Comme d’autres, le canton de Lucerne recherche aussi des familles d’accueil pour ces jeunes. «C’est très difficile», regrette Ruedi Fahrni. «Les conditions à remplir placent la barre très haut. Ces enfants ont souvent été traumatisés. Les expériences de guerre les ont marqués. Certains ont vu le pire, ne savent pas si leurs parents sont vivants ou non, et sont confrontés à une culture complètement différente. La famille d’accueil doit donc avoir une grande sensibilité à ces questions. Elle doit aussi être accompagnée par une organisation professionnelle.»

Manque d’harmonisation

Le nombre de centres pour les RMNA en Suisse? Il n’y a pas de statistique nationale. Plusieurs cantons comme Vaud, Fribourg ou Genève en sont dotés. Saint-Gall et Bâle-Campagne ont annoncé l’ouverture de telles infrastructures en 2016. Le manque d’harmonisation des pratiques cantonales fait toutefois l’objet de critiques. Auteur en 2014 d’un rapport dénonçant les lacunes de la prise en charge des mineurs, l’Observatoire suisse du droit d’asile et des étrangers (ODAE) a redemandé, vendredi dernier, l’instauration de standards minimaux valables dans tous les cantons. C’est ce que prépare la Conférence des directrices et directeurs cantonaux des affaires sociales (CDAS). Ils devraient être adoptés au printemps prochain.
D’ici là, les requérants mineurs non accompagnés auront peut-être eu droit à un Noël avec les habitants, à Kriens ou ailleurs.

Aligan, 16 ans et afghan

Il est près de 16 h, et Aligan Hussaini (Photo C. Rappo) rejoint le foyer des Remparts, à Fribourg, situé juste en face de l’Ecole professionnelle où il avait cours. Ce jeune Afghan est âgé de 16 ans, «bientôt 17» dit-il dans un français encore hésitant. Il fait partie de ces nombreux mineurs non accompagnés, arrivés en Suisse tant bien que mal. Lui, c’est depuis le Pakistan, où sa famille avait trouvé refuge, qu’il a fait le voyage.
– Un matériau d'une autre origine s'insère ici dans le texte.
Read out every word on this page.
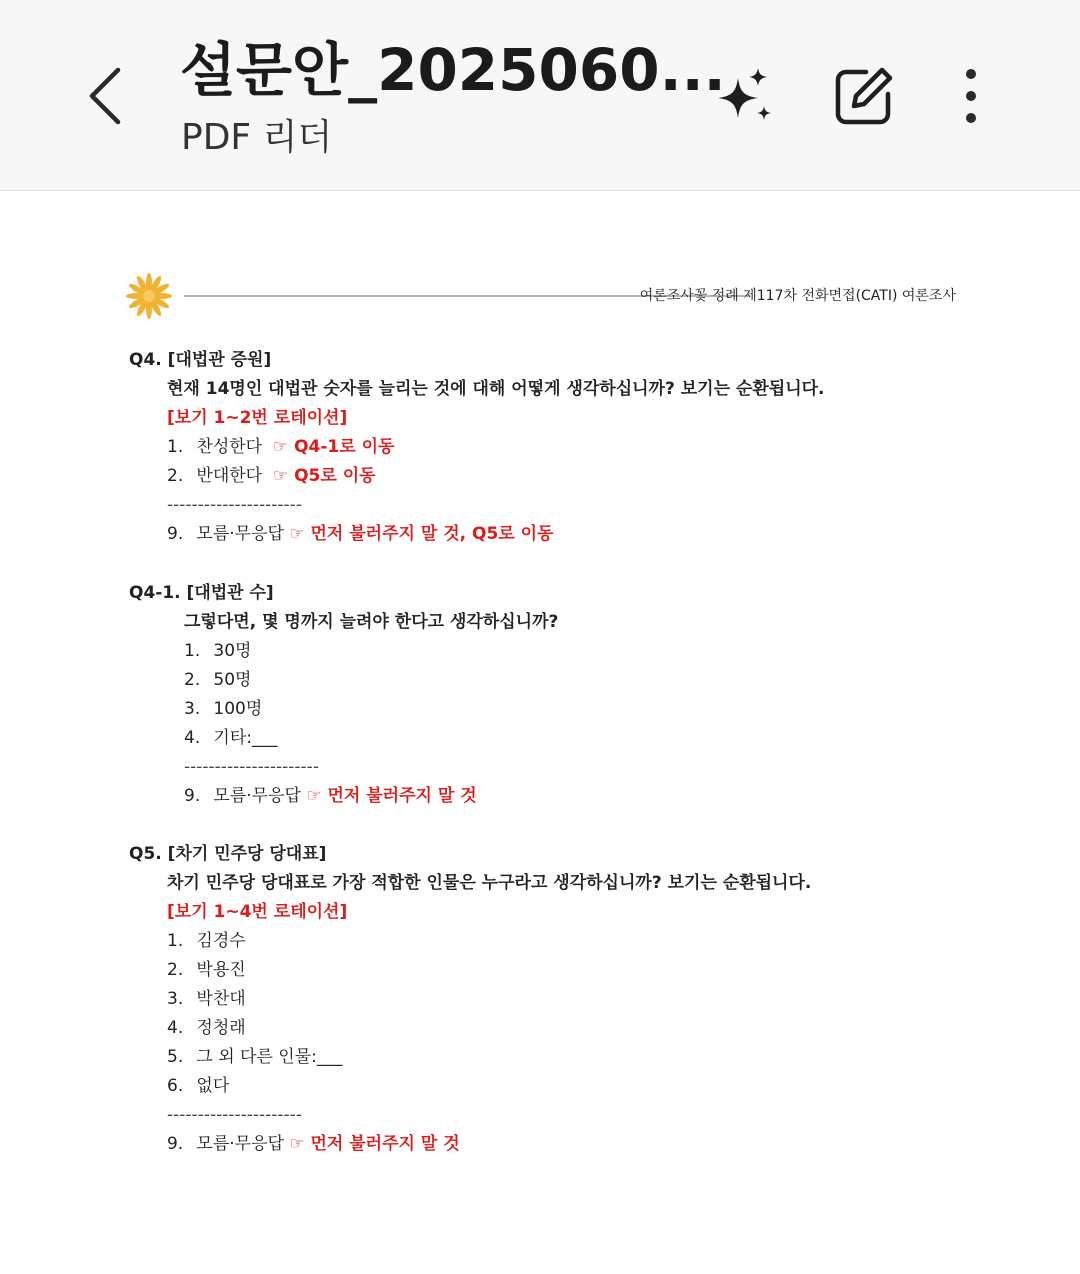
설문안_2025060...
PDF 리더
여론조사꽃 정례 제117차 전화면접(CATI) 여론조사
Q4. [대법관 증원]
현재 14명인 대법관 숫자를 늘리는 것에 대해 어떻게 생각하십니까? 보기는 순환됩니다.
[보기 1~2번 로테이션]
1. 찬성한다 ☞ Q4-1로 이동
2. 반대한다 ☞ Q5로 이동
----------------------
9. 모름·무응답 ☞ 먼저 불러주지 말 것, Q5로 이동
Q4-1. [대법관 수]
그렇다면, 몇 명까지 늘려야 한다고 생각하십니까?
1. 30명
2. 50명
3. 100명
4. 기타:___
----------------------
9. 모름·무응답 ☞ 먼저 불러주지 말 것
Q5. [차기 민주당 당대표]
차기 민주당 당대표로 가장 적합한 인물은 누구라고 생각하십니까? 보기는 순환됩니다.
[보기 1~4번 로테이션]
1. 김경수
2. 박용진
3. 박찬대
4. 정청래
5. 그 외 다른 인물:___
6. 없다
----------------------
9. 모름·무응답 ☞ 먼저 불러주지 말 것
Issu de la minorité hazara, principalement chiite, il confie que les problèmes devenaient de plus en plus nombreux dans un Afghanistan peuplé majoritairement de sunnites. Mais pas de chance, au Pakistan, il tombe un jour sur des talibans qui lui aspergent l’épaule d’acide – il montre sa vilaine cicatrice. Son seul tort, être chiite. «Parfois, ils tuent même. Un de mes amis est mort après avoir été battu.»

Par peur, Aligan décide de ne plus rester au Pakistan. Il en parle à sa famille, qui lui donne de l’argent pour qu’il puisse rejoindre l’Iran. «Là-bas, j’ai travaillé huit mois dans une fabrique.» Ce qui lui permet de financer la suite de son voyage vers la Turquie. «J’ai pris des bus, parfois des voitures, mais j’ai surtout beaucoup marché.» En Turquie, il tente de rejoindre la Grèce par bateau. Mais il n’a pas l’argent. Les passeurs appellent le Pakistan pour demander à son frère aîné la somme nécessaire. «Je ne sais pas combien il a versé. Mais les autres passagers ont déboursé 1500 à 2000 dollars pour la traversée. Nous étions 40, dans un tout petit ­bateau.»
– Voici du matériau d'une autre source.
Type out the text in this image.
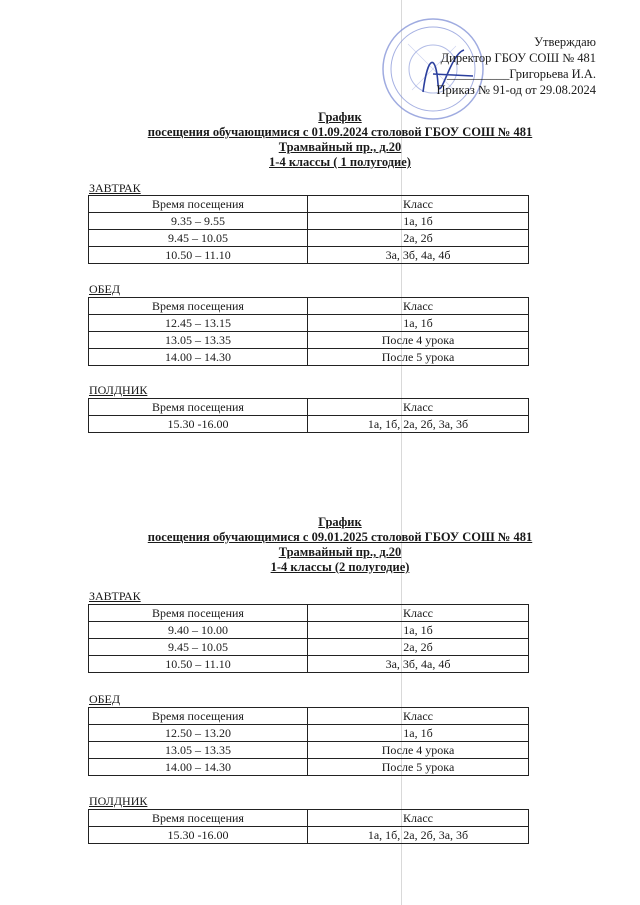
Утверждаю
Директор ГБОУ СОШ № 481
__________Григорьева И.А.
Приказ № 91-од от 29.08.2024
График
посещения обучающимися с 01.09.2024 столовой ГБОУ СОШ № 481
Трамвайный пр., д.20
1-4 классы ( 1 полугодие)
ЗАВТРАК
Время посещения	Класс
9.35 – 9.55	1а, 1б
9.45 – 10.05	2а, 2б
10.50 – 11.10	3а, 3б, 4а, 4б
ОБЕД
Время посещения	Класс
12.45 – 13.15	1а, 1б
13.05 – 13.35	После 4 урока
14.00 – 14.30	После 5 урока
ПОЛДНИК
Время посещения	Класс
15.30 -16.00	1а, 1б, 2а, 2б, 3а, 3б
График
посещения обучающимися с 09.01.2025 столовой ГБОУ СОШ № 481
Трамвайный пр., д.20
1-4 классы (2 полугодие)
ЗАВТРАК
Время посещения	Класс
9.40 – 10.00	1а, 1б
9.45 – 10.05	2а, 2б
10.50 – 11.10	3а, 3б, 4а, 4б
ОБЕД
Время посещения	Класс
12.50 – 13.20	1а, 1б
13.05 – 13.35	После 4 урока
14.00 – 14.30	После 5 урока
ПОЛДНИК
Время посещения	Класс
15.30 -16.00	1а, 1б, 2а, 2б, 3а, 3б
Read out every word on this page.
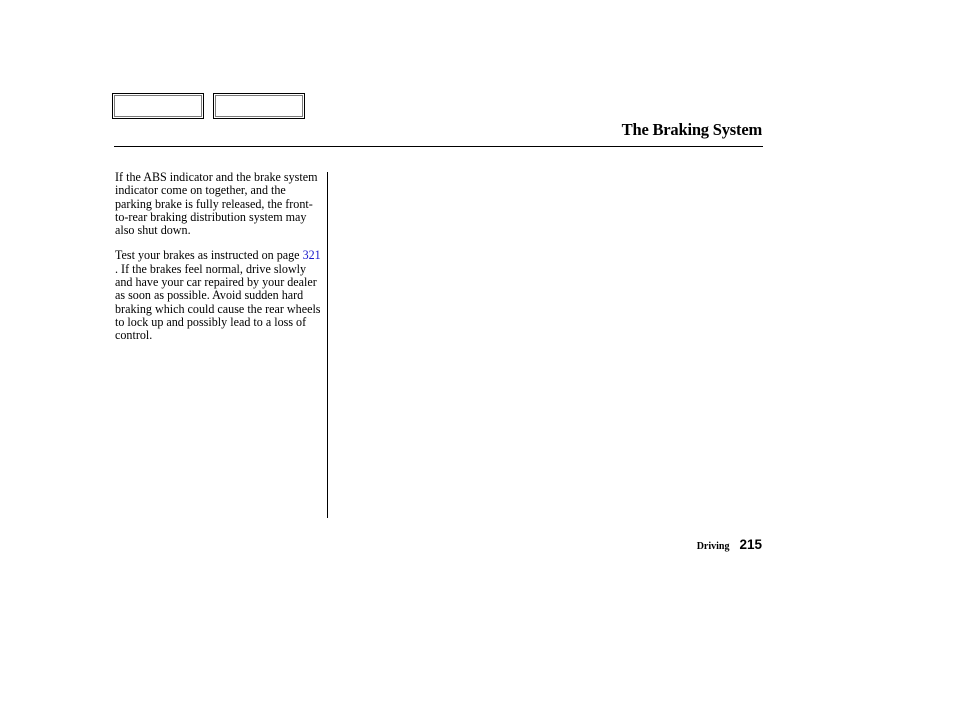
The Braking System

If the ABS indicator and the brake system indicator come on together, and the parking brake is fully released, the front-to-rear braking distribution system may also shut down.

Test your brakes as instructed on page 321 . If the brakes feel normal, drive slowly and have your car repaired by your dealer as soon as possible. Avoid sudden hard braking which could cause the rear wheels to lock up and possibly lead to a loss of control.

Driving 215
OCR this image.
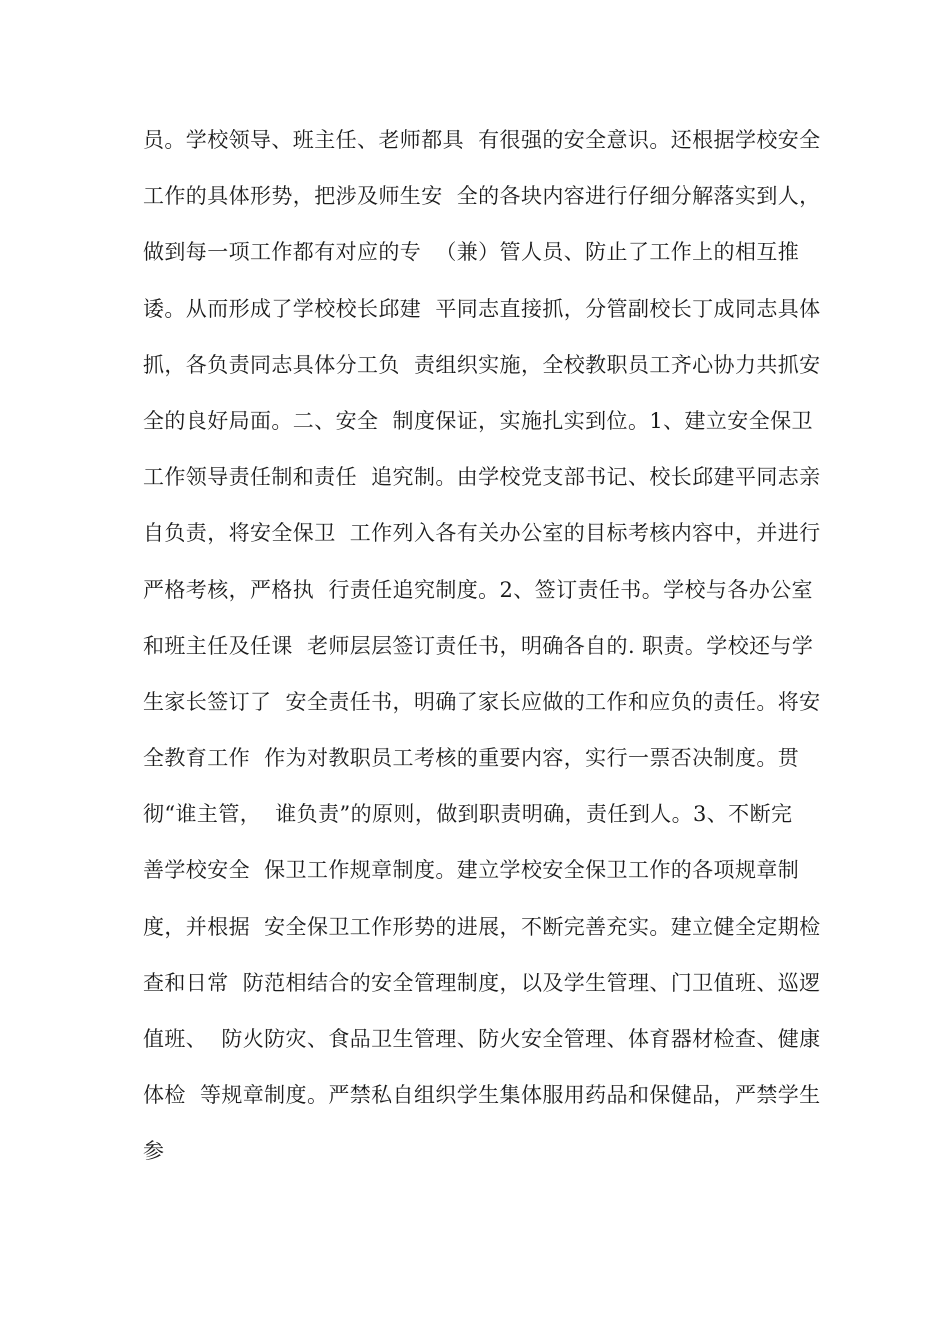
员。学校领导、班主任、老师都具  有很强的安全意识。还根据学校安全
工作的具体形势，把涉及师生安  全的各块内容进行仔细分解落实到人，
做到每一项工作都有对应的专  （兼）管人员、防止了工作上的相互推
诿。从而形成了学校校长邱建  平同志直接抓，分管副校长丁成同志具体
抓，各负责同志具体分工负  责组织实施，全校教职员工齐心协力共抓安
全的良好局面。二、安全  制度保证，实施扎实到位。1、建立安全保卫
工作领导责任制和责任  追究制。由学校党支部书记、校长邱建平同志亲
自负责，将安全保卫  工作列入各有关办公室的目标考核内容中，并进行
严格考核，严格执  行责任追究制度。2、签订责任书。学校与各办公室
和班主任及任课  老师层层签订责任书，明确各自的. 职责。学校还与学
生家长签订了  安全责任书，明确了家长应做的工作和应负的责任。将安
全教育工作  作为对教职员工考核的重要内容，实行一票否决制度。贯
彻“谁主管，  谁负责”的原则，做到职责明确，责任到人。3、不断完
善学校安全  保卫工作规章制度。建立学校安全保卫工作的各项规章制
度，并根据  安全保卫工作形势的进展，不断完善充实。建立健全定期检
查和日常  防范相结合的安全管理制度，以及学生管理、门卫值班、巡逻
值班、  防火防灾、食品卫生管理、防火安全管理、体育器材检查、健康
体检  等规章制度。严禁私自组织学生集体服用药品和保健品，严禁学生
参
Il rejoint les côtes grecques sain et sauf, mais se souvient que l’embarcation qui devait les suivre a chaviré… De la Grèce, il part pour l’Italie, où il passe quelques jours en foyer, avant de mettre le cap sur la Suisse. Il séjourne alors quatre mois au Tessin avant que les autorités ne décident de l’envoyer à Fribourg. «Et cela fait maintenant neuf mois que je vis ici.»

Aligan caresse le rêve de pouvoir rester en Suisse, d’y apprendre le métier de mécanicien automobile. Et de devenir un champion de kickboxing.